An Analysis of Internet Content Delivery Systems

From: <nadeem.abji_at_utoronto.ca>
Date: Sat, 18 Nov 2006 17:57:54 -0500

Paper Review: An Analysis of Internet Content Delivery Systems

This paper examines content delivery systems and in particular, four
such systems: HTTP, Akamai, Kazaa and Gnutella. Their study is based
on a collected trace of data at the University of Washington.

Based on their data, they attempt to quantify the growth of
peer-to-peer traffic, the differences in the content being delivered,
the impact of symmetric data communications and the scalability of
these delivery networks. They also examine the potential benefits of
caching content in these systems.

The paper then thoroughly describes their trace methodology.

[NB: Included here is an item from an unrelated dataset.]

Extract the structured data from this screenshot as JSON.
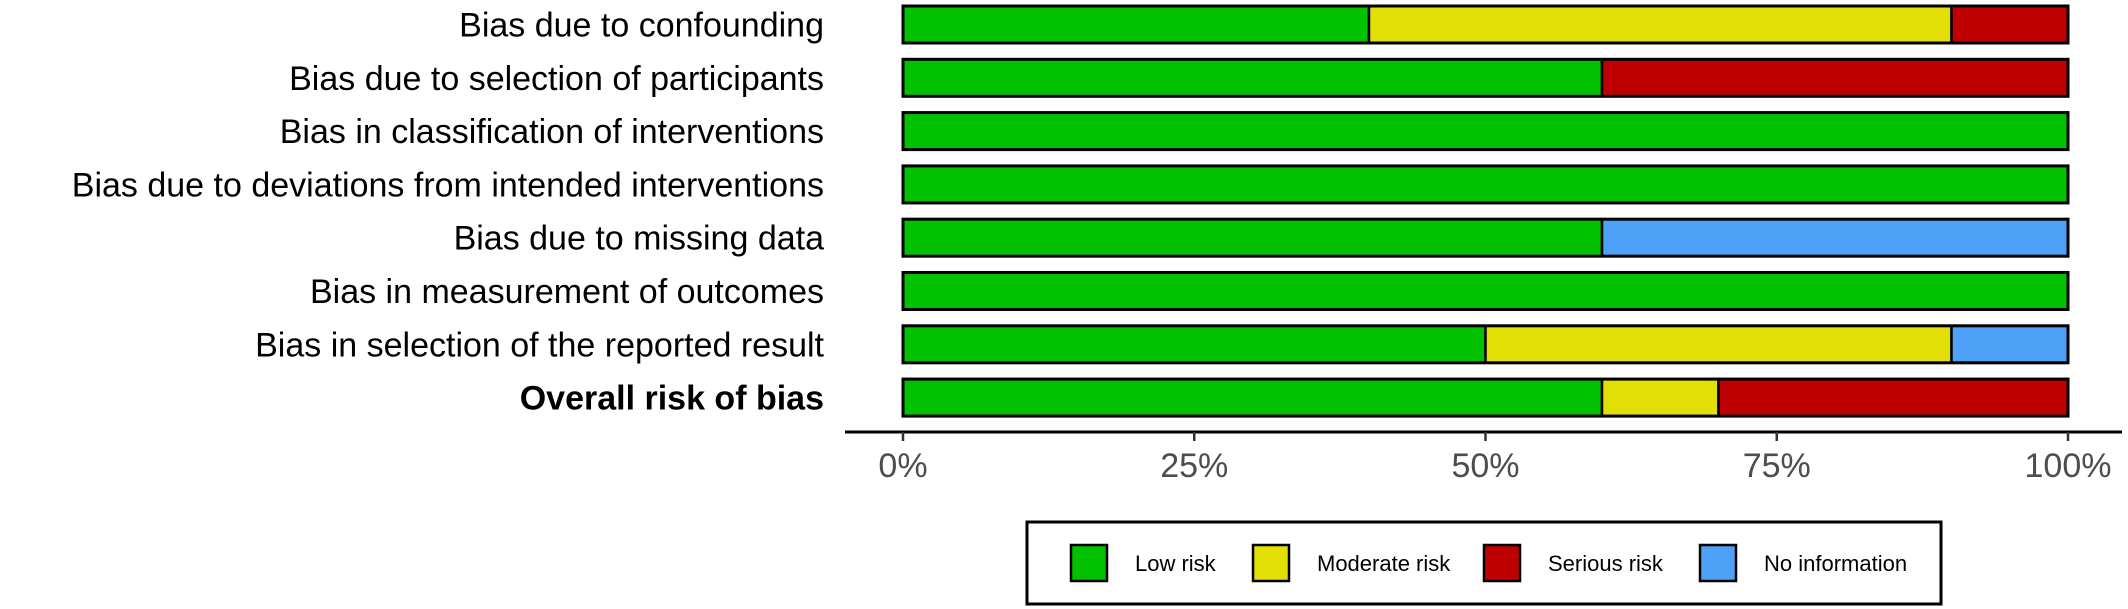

I
believe this is an important step in trace-based measurement studies.
Although it would be difficult to fully replicate this experiment,
this section provides key insights and could greatly aid future
research in similar or parallel fields. Furthermore, their data and
resulting analysis is more credible given that their methodology is
fully known.

The paper first provides high level analysis of their data and had the
following key observations:

- The four delivery systems in the study accounted for 57% of total
TCP traffic.
- Since 1999, HTML traffic decreased by 43% while video file traffic
increased by a staggering 400%.

Next the paper presents a more detailed analysis of the
characteristics of content delivery systems. The first observation
was that the median object size in P2P systems was significantly
larger when compared to WWW and Akamai suggesting a major difference
in the type of content being downloaded. Another trend which is
observed in this paper is that a small number of users account for a
major proportion of traffic. Also, P2P traffic generates few requests
with large transfers. The opposite is true for WWW traffic. In
Kazaa, the load distribution was not as spread as one would think.
This is a very interesting result and suggests there is indeed room
for improving P2P file-sharing systems. Finally, the service
required by P2P users is orders of magnitude larger than WWW users
signaling an immediate need for more bandwidth and provisioning in
ISPs as these systems continue to grow in popularity.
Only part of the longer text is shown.